Every state has an arbitrary time limit within which a plaintiff must file a claim in court or loss the right to do so forever. The statute is not the same in every state. Even in Nevada the rules are not the same between medical malpractice and other types of claims. The rule in medical malpractice in Nevada is one year from the date of the injury or death. In wrongful death, the date is usually alterable. However, in cases where the plaintiff is still alive and brings a claim, the date of the negligent act may not be known. In such cases the rule allows the plaintiff to bring an action for medical malpractice within one year of the time when the plaintiff first became aware of or should of become aware of the negligent act.

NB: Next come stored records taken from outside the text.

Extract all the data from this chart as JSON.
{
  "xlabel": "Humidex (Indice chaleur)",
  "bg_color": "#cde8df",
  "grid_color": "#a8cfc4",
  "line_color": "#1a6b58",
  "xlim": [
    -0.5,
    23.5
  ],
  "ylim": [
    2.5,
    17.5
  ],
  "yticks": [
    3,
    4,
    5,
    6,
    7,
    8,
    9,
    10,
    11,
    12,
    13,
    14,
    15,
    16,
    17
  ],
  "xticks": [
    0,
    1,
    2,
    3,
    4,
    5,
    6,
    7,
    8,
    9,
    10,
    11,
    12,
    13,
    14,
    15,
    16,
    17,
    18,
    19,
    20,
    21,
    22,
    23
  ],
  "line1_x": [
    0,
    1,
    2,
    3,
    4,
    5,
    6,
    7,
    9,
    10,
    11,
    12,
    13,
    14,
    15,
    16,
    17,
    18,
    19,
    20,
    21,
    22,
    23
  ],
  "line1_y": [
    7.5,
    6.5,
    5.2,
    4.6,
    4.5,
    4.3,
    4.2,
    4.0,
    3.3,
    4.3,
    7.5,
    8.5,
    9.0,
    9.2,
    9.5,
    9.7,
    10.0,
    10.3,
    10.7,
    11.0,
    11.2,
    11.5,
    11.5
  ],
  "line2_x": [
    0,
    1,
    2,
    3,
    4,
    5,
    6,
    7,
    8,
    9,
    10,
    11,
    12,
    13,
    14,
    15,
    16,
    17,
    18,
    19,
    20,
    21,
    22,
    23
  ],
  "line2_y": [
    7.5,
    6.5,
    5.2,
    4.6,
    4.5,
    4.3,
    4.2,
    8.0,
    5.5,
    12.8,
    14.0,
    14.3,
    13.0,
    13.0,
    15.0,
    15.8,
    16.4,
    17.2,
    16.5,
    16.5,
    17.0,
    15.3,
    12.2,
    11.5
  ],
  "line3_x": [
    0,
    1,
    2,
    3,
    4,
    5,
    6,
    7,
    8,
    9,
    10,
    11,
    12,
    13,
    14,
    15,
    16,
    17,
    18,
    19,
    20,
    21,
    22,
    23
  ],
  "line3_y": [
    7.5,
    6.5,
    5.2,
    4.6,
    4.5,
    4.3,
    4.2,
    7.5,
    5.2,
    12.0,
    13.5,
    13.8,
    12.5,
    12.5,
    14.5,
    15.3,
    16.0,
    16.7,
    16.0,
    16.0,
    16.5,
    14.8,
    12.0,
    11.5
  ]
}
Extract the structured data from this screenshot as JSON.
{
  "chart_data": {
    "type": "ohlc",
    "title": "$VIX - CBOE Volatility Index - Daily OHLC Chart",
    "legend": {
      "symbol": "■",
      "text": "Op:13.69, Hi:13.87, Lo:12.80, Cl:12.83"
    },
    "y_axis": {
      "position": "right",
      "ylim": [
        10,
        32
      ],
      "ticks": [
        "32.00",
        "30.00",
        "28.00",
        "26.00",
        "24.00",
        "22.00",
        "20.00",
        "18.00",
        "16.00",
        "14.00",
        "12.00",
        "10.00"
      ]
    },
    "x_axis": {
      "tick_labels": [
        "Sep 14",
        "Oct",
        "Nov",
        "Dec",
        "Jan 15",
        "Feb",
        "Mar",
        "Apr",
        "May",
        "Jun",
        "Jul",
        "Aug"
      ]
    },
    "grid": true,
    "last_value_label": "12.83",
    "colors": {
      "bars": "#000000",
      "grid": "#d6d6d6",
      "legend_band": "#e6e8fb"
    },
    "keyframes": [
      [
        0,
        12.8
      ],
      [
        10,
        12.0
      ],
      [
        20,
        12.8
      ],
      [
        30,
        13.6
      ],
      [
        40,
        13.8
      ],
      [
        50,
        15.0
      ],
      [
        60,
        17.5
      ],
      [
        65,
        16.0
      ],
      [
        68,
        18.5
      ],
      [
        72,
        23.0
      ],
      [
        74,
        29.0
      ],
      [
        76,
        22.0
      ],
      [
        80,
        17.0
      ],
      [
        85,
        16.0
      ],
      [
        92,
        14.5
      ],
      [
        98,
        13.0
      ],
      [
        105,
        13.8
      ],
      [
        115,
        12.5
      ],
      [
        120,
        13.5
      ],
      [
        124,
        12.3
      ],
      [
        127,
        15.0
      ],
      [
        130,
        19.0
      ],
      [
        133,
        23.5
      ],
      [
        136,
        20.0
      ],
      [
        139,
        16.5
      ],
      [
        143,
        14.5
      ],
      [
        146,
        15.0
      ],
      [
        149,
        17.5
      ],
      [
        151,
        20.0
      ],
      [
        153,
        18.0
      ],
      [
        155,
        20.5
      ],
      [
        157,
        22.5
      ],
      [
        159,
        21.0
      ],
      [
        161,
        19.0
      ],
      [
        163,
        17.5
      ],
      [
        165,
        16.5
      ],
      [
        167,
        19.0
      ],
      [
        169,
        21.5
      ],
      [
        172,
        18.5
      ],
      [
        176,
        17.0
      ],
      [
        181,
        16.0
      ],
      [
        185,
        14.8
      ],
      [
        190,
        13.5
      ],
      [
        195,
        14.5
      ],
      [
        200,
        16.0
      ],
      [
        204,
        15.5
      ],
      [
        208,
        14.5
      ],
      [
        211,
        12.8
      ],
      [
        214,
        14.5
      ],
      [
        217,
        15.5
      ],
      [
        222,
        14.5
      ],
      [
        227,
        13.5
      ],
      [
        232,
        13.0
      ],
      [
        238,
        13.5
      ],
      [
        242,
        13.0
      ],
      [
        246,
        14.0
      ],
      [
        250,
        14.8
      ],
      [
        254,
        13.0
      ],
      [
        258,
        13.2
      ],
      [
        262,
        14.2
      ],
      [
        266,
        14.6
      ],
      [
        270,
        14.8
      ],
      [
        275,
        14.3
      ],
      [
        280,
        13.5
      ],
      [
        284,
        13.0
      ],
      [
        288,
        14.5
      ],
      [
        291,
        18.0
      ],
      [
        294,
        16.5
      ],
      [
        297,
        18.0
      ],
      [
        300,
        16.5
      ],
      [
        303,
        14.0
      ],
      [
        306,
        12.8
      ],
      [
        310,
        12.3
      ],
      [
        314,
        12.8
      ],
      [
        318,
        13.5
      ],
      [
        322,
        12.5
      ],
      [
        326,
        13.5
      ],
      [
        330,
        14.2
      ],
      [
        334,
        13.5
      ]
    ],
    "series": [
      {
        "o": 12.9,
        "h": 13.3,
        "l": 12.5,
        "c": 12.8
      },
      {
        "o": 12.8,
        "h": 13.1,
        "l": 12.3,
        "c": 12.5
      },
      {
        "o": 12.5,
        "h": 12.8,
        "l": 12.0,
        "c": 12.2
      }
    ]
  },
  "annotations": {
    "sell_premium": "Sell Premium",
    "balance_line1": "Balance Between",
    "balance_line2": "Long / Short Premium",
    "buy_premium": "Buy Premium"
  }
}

Because the correct interpretation of this statute in such cases involved a knowledge of the law and precedents, it is best to consult with an experienced medical malpractice attorney whenever there is any question about the statute of limitations.

There is at least one significant exception to the general rule of one year for medical malpractice cases. In cases involving brain or spinal cord injury to a child, the action must be filed by age 11.

Again, because the law in this area is very specific and unlike laws in other personal injury or death cases, it is important to consult an attorney with experience in all types of medical malpractice claims.


The most important issue in any wrongful death claim is the cause of death. To succeed on a wrongful death claim, the plaintiff must be able to prove that there was negligence on the part of a doctor or nurse that caused the death of the patient. In almost any hospitalization, there are usually multiple acts of negligence, including medication errors, lab errors, or other treatment errors, that may or may not be related to the cause of death. When a patient dies, the doctors involved in the care of the patient may not ask for an autopsy. Because of the importance of linking the cause of death to negligent care, an autopsy is usually required to be successful in a wrongful death claim. Without an autopsy to establish the specific cause of death and the significance of any underlying conditions, it may not be possible to prove that negligent care was the cause of death.